Ousar é preciso

O setor de cacau e chocolate brasileiro diante dos desafios da internacionalização
Arnaldo Francisco Cardoso

No fim de outubro, aconteceu em Paris mais um Salão do Chocolate (Salon du Chocolat) que reuniu profissionais de todo o mundo mostrando as inovações em produtos e processos deste setor que movimenta mais de US$ 100 bilhões anualmente. E como ocorreu nas últimas edições do evento, produtores brasileiros marcaram presença. Neste salão, amêndoas de cacau de duas fazendas brasileiras – Fazenda Panorama (PA) e Fazenda Leolinda (BA) – integraram o seletíssimo grupo e disputaram o prêmio do Programa Internacional Cacau de Excelência. Os dois referidos produtores brasileiros são exemplares de um movimento que vem ganhando corpo no setor cacaueiro do Brasil, visando agregar valor ao produto premium. Uma das primeiras conquistas desse movimento foi o recente reconhecimento da Organização Internacional do Cacau (ICCO, na sigla em inglês) certificando o país como produtor e exportador de cacau fino.

Historicamente o setor de cacau e chocolate do Brasil operou na moldura de um setor voltado ao atendimento do mercado interno, que ocupa a quinta posição no ranking internacional de consumo de chocolate (500 mil/t ano).

No que tange à internacionalidade do setor no Brasil, ela é marcada pela presença de empresas globais sem a contrapartida (salvo algumas exceções) de empresas brasileiras no exterior. A experiência internacional mostra que, estrategicamente, um setor que enfrenta o aumento da presença de competidores estrangeiros em seu mercado passa a considerar a sua internacionalização como um caminho inescapável para a manutenção de competitividade e sustentabilidade econômica de suas empresas.

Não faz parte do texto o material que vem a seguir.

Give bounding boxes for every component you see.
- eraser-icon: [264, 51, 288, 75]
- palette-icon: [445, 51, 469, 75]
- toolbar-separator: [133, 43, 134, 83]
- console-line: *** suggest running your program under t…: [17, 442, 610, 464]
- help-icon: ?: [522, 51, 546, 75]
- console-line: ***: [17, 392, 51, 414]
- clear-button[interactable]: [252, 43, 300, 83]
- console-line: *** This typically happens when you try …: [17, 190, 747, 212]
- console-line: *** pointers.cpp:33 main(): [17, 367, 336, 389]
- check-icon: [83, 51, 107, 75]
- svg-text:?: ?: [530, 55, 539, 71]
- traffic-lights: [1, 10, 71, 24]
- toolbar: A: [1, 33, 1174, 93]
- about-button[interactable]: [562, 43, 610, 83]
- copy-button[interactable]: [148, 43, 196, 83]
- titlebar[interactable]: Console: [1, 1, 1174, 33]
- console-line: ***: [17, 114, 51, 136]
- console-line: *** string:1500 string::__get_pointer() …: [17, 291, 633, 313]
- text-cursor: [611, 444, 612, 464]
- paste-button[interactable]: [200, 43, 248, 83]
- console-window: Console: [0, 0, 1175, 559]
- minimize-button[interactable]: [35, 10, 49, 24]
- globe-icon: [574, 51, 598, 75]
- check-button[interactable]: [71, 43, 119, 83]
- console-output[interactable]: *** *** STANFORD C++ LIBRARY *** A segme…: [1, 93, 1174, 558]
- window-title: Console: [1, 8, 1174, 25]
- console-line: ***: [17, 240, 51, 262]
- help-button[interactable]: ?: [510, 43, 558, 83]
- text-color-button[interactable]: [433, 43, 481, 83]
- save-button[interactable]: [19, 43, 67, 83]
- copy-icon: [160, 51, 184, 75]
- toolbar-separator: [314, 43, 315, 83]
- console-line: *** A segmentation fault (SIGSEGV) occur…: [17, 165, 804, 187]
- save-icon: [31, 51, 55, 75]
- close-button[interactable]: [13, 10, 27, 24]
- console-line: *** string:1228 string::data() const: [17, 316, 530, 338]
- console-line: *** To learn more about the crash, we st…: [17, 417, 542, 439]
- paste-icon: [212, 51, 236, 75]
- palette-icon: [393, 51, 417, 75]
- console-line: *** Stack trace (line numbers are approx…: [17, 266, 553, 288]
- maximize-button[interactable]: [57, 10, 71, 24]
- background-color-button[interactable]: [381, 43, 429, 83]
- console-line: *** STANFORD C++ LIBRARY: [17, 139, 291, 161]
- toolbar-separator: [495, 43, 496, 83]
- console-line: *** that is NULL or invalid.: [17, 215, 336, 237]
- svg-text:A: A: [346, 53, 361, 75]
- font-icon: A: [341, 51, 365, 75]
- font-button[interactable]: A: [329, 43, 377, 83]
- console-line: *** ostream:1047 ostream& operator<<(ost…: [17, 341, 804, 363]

O setor do cacau e chocolate do Brasil vive um momento que tem sido percebido por muitos como de um renascimento. A maturidade do setor, com avanços na organização de produtores e marcas brasileiras consolidadas no mercado nacional, lança indagações sobre o momento em que se dará sua internacionalização. Embora o histórico de internacionalização de empresas brasileiras de diferentes setores mostre que foram as de grande porte as que lideraram esses movimentos, no setor do cacau e chocolate o que temos visto, até o momento, tem contrastado com esse histórico.

Merece atenção as ações das pequenas e médias empresas do segmento bean-to-bar (do grão de cacau à barra de chocolate) que têm mostrado grande desenvoltura na promoção do chocolate brasileiro de qualidade no exterior. Ouvindo-as, tomamos conhecimento do interesse e demanda estrangeira pelo produto brasileiro, especialmente os de origem. Muitas delas têm realizado exportações regulares para diferentes mercados, com destaque para o japonês.

A integração em redes de relacionamentos comerciais para compartilhamento de conhecimentos e interesses constitui-se em poderosa ferramenta para abrir caminhos e servir de termômetro para a implementação de um plano de ações visando a internacionalização. A participação em feiras internacionais do setor também cumpre papel importante nesse processo. A formação de uma mentalidade internacional, através de cursos junto a equipes de colaboradores de empresas nacionais, contribui também para a realização desse salto qualitativo.

A entrada em mercados internacionais envolve incertezas, complexidade e riscos e entre seus benefícios destacam-se o fortalecimento de posição competitiva da empresa e a diminuição da dependência do mercado doméstico. Além de planejamento estratégico embasado em bom sistema de informação, uma certa dose de ousadia é sempre necessária para converter oportunidades em realizações. •

Arnaldo Francisco Cardoso é pesquisador e professor da Universidade Presbiteriana Mackenzie Alphaville. Atua nas áreas de Economia, Política e Negócios Internacionais.